Prospectivement, le décor des photographes est planté dans un au-delà du racisme politique. Les photographies de Bien-Aimé renvoient à une humanité incarcérée. Or, le droit de cité de cette exposition est dans son questionnement. Proposer la pensée hybride, c’est repenser la société des humains. En tant qu’utopie, pour un regard nouveau et une graphie neuve, elle est potentiellement capable d’engendrer symboliquement une autre aussi éthique qu’esthétique. Un vivant socialement écologique qui tire sa mécanique du don de soi. À cela, s’ajoute l’énergie accoucheuse des amateurs d’art par une douce cohue dans la matrice tourbillonnante de l’œuvre. Aussi, au-delà de faire de l’hybridation un « consommable », les photographes construisent dans la métaphore un visuel écologiquement indivis à la hauteur des préoccupations actuelles.

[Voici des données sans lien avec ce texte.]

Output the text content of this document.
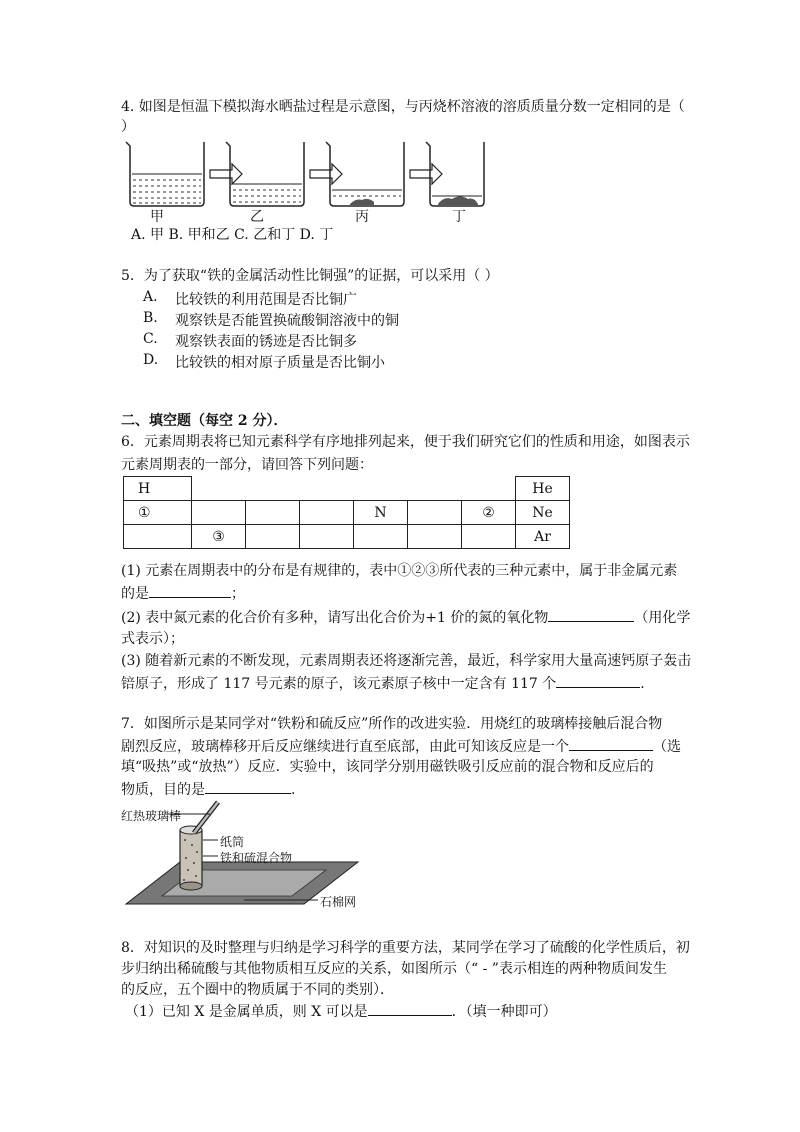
4. 如图是恒温下模拟海水晒盐过程是示意图，与丙烧杯溶液的溶质质量分数一定相同的是（
）
甲	乙	丙	丁
A. 甲 B. 甲和乙 C. 乙和丁 D. 丁
5．为了获取“铁的金属活动性比铜强”的证据，可以采用（ ）
A. 比较铁的利用范围是否比铜广
B. 观察铁是否能置换硫酸铜溶液中的铜
C. 观察铁表面的锈迹是否比铜多
D. 比较铁的相对原子质量是否比铜小
二、填空题（每空 2 分）．
6．元素周期表将已知元素科学有序地排列起来，便于我们研究它们的性质和用途，如图表示
元素周期表的一部分，请回答下列问题：
H							He
①				N		②	Ne
	③						Ar
(1) 元素在周期表中的分布是有规律的，表中①②③所代表的三种元素中，属于非金属元素
的是	；
(2) 表中氮元素的化合价有多种，请写出化合价为+1 价的氮的氧化物	（用化学
式表示）；
(3) 随着新元素的不断发现，元素周期表还将逐渐完善，最近，科学家用大量高速钙原子轰击
锫原子，形成了 117 号元素的原子，该元素原子核中一定含有 117 个	.
7．如图所示是某同学对“铁粉和硫反应”所作的改进实验．用烧红的玻璃棒接触后混合物
剧烈反应，玻璃棒移开后反应继续进行直至底部，由此可知该反应是一个	（选
填“吸热”或“放热”）反应．实验中，该同学分别用磁铁吸引反应前的混合物和反应后的
物质，目的是	.
红热玻璃棒
纸筒
铁和硫混合物
石棉网
8．对知识的及时整理与归纳是学习科学的重要方法，某同学在学习了硫酸的化学性质后，初
步归纳出稀硫酸与其他物质相互反应的关系，如图所示（“ - ”表示相连的两种物质间发生
的反应，五个圈中的物质属于不同的类别）．
（1）已知 X 是金属单质，则 X 可以是	．（填一种即可）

Ainsi, s’éloignent-ils des « théories » et s’entremêlent-ils les pinceaux pour déterminer l’avènement de nouvelles singularités. Reliées à l’ancestralité, aux fragilités, aux interdits, aux biais sociétaux, ces œuvres parlent au temps présent.
Certes, chaque photographe donne libre cours aux récits-sources qui marquent leur différence. Les éloges et les questions de curiosité ne tarissent pas sur les sept figurés de Jean-Baptiste dont Asson, Justice (30/40) ou sur les huit œuvres de Bien-Aimé dont Embranchements, Unis-vers-el (24/36), Depuis ma cellule, (20×24). Tous ces actes d’art témoignent de la difficulté à opérer une hybridation performative.
Or, les discussions vont bon train avec les photographes : esthétiques, techniques, compositions, arts, actes, sérigraphies, couleurs… Les réponses dénouent les énigmes et les côtés magiques et en soulèvent d’autres sur les voiles physiques et symboliques qui séparent et unissent l’ensemble.
Grégory, formé à l’Université de Montréal (UDM), montre dans ses œuvres une technique complexe, mutant de la photographie à la sérigraphie. Son visuel rappelle l’indigénéité conceptuelle et par la technique, un Henri Matisse (1869-1954) remodelé. Alors que Kesler, photographe le plus osé et prolifique de sa génération, construit son art en noir et blanc à la caméra même, sans retouche, à la hauteur de son examen des dynamiques patrimoniales de la ville, voir sa thèse de doctorat en ethnologie et patrimoine à l’Université Laval, Québec.